As we see in this study, nano-materials can act differently from their bigger size counterparts. This is because of extremely big surface area to mass ratio that makes them very reactive. Therefore, we expect to observe similar effects from other nano-materials. Hence, more studies comparing the influence of several different nano-materials on DNA are required.

Methods

Plasmid DNA was extracted from Escherichia coli using alkaline lysis (following the protocol by Sambrook and Russell [20]). We identified the purity of plasmid by OD260/OD280 ratio which was 1.81.

We used silver nanoplates [21] and silica nanoparticles for this study.
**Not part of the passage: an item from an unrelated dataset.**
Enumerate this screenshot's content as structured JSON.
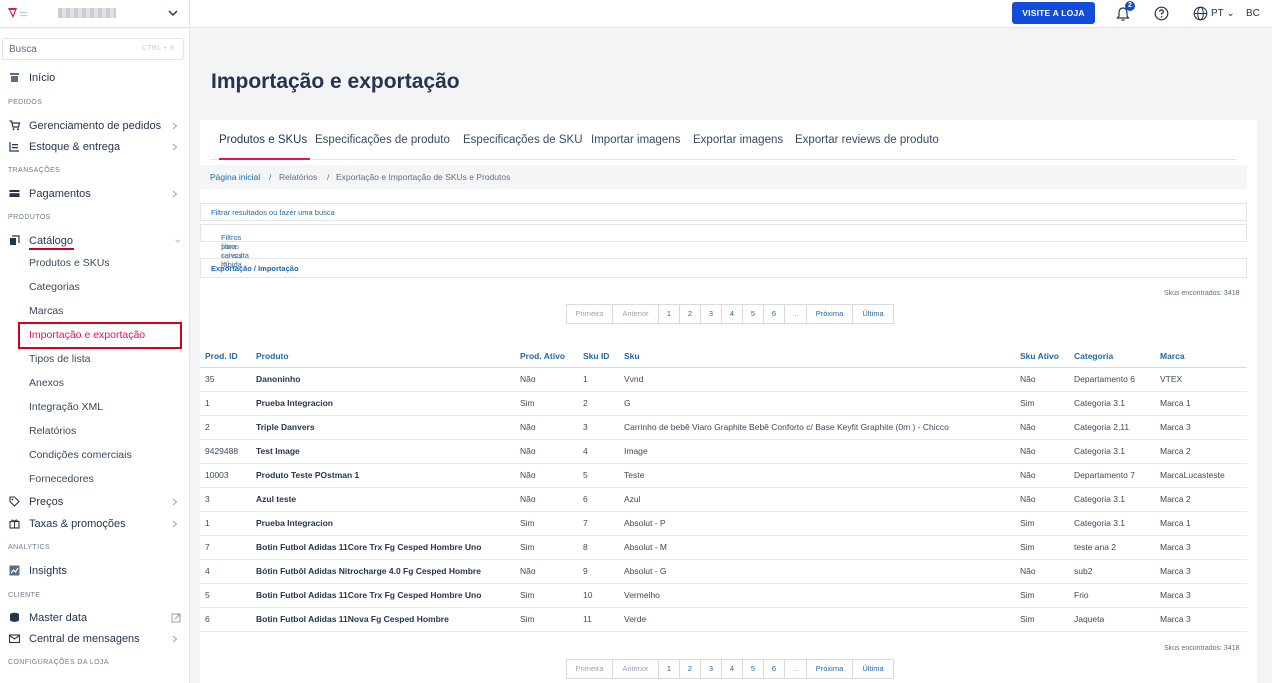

We used silver nanoplates because in a study shown by Sadeghi et al. [22], silver nanoplates are more biologically active than silver nanoparticles and silver nanorods [23, 24]. Thus, they can possibly show better effect values of DNA strand-breaking activity. We used the nanoplates synthesized by our group [21]. Silica nanoparticles (SiO2) were purchased from Sigma-Aldrich (10 to 20 nm, 99.5%; Sigma-Aldrich Corporation, St. Louis, MO, USA).

We measured the DNA strand-breaking activity of the nano-particle by agarose gel electrophoresis. Plasmid DNA was mixed with nanosilver and nanosilica powders in an aqueous solution. Then they were applied to 1% of agarose gel electrophoresis at 75 V for 30 min. After that, we added ethidium bromide to tris-borate-EDTA gel buffer. We used 300 nm of UV irradiation in order to visualize the DNA bands. The DNA strand-breaking activity of the nanomaterial was measured by measuring the reduction of super-coiled DNA to circular form of DNA.

Authors’ information

BS is a lecturer of Inorganic and Nano Chemistry in Department of Chemistry, Tonekabon Branch, Islamic Azad University Tonekabon, Iran. ARV is a Ph.D. student in the University of Zurich.